De même, associez vos salariés au processus, car ce sont eux qui vivent les trajets au quotidien. C’est en les écoutant que vous identifierez des solutions durables et concrètes, en plus de faciliter leur adhésion à votre plan de mobilité.
Quoi qu’il arrive, fixez des objectifs clairs et réalistes. Ne mettez pas la charrue avant les bœufs. Réduction du nombre de voitures en solo, augmentation de l’usage du vélo, montée en puissance du forfait mobilités durables, baisse des émissions de CO2, etc., suivez des indicateurs progressifs. En plus, vous pourrez communiquer sur vos chiffres et valoriser vos résultats, ce qui en fera au passage un levier de marque employeur.

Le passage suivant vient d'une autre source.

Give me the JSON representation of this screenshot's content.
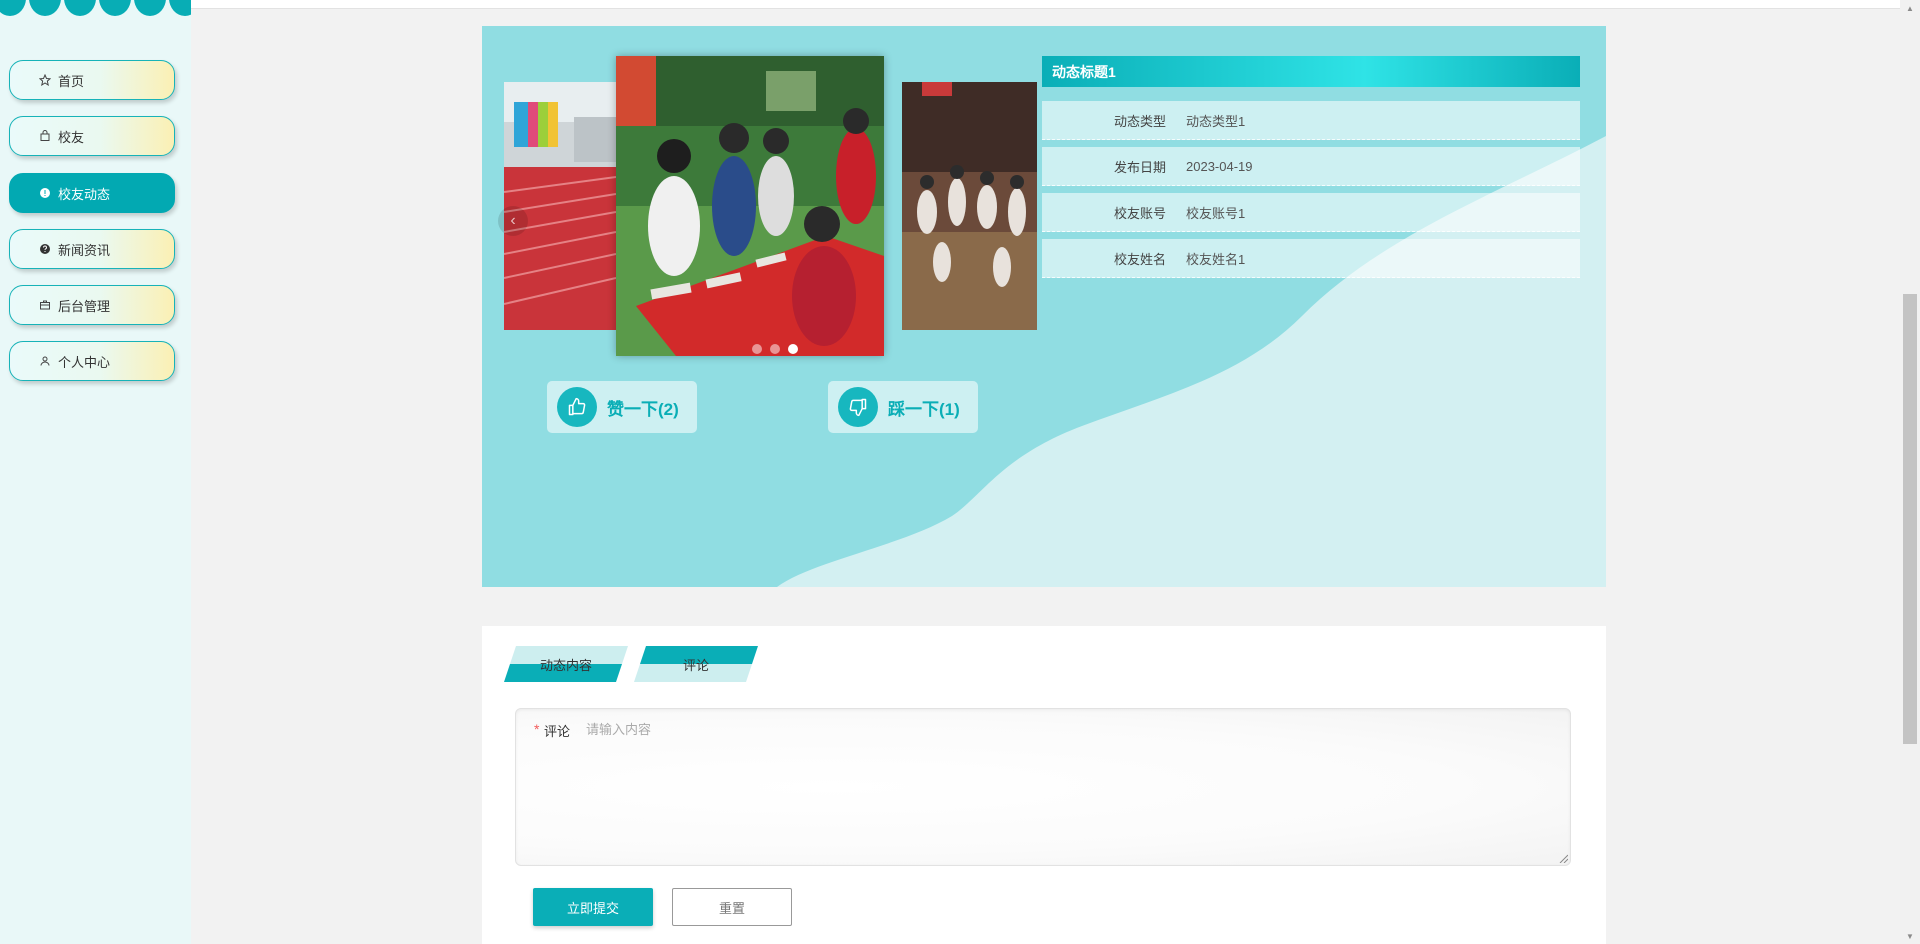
{
  "sidebar": {
    "items": [
      {
        "label": "首页",
        "icon": "star-icon"
      },
      {
        "label": "校友",
        "icon": "bag-icon"
      },
      {
        "label": "校友动态",
        "icon": "info-circle-icon",
        "active": true
      },
      {
        "label": "新闻资讯",
        "icon": "question-circle-icon"
      },
      {
        "label": "后台管理",
        "icon": "briefcase-icon"
      },
      {
        "label": "个人中心",
        "icon": "user-icon"
      }
    ]
  },
  "detail": {
    "title": "动态标题1",
    "fields": [
      {
        "label": "动态类型",
        "value": "动态类型1"
      },
      {
        "label": "发布日期",
        "value": "2023-04-19"
      },
      {
        "label": "校友账号",
        "value": "校友账号1"
      },
      {
        "label": "校友姓名",
        "value": "校友姓名1"
      }
    ],
    "like_label": "赞一下(2)",
    "dislike_label": "踩一下(1)",
    "carousel_active_index": 2,
    "carousel_count": 3
  },
  "tabs": [
    {
      "label": "动态内容"
    },
    {
      "label": "评论",
      "active": true
    }
  ],
  "comment_form": {
    "label": "评论",
    "required_mark": "*",
    "placeholder": "请输入内容",
    "value": "",
    "submit_label": "立即提交",
    "reset_label": "重置"
  },
  "colors": {
    "accent": "#0aaeb7",
    "hero_bg": "#90dde2",
    "sidebar_bg": "#e9f8f8",
    "nav_gradient_end": "#fbf0b4"
  }
}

Et si vous en ressentez le besoin, faites-vous accompagner. De nombreux professionnels et services proposent des outils pour vous aider à piloter votre plan de mobilité.
Comme vous le voyez, décarboner la mobilité en entreprise n’est pas qu’une affaire d’écologie. On parle aussi de compétitivité, d’image, de coût et de bien-être au travail. Et puis, en étant attentif à cet enjeu, vous prouvez votre responsabilité. Certes, il y a des freins, des contraintes et des habitudes bien ancrées, mais il y a surtout des solutions concrètes, rentables et durables à votre portée.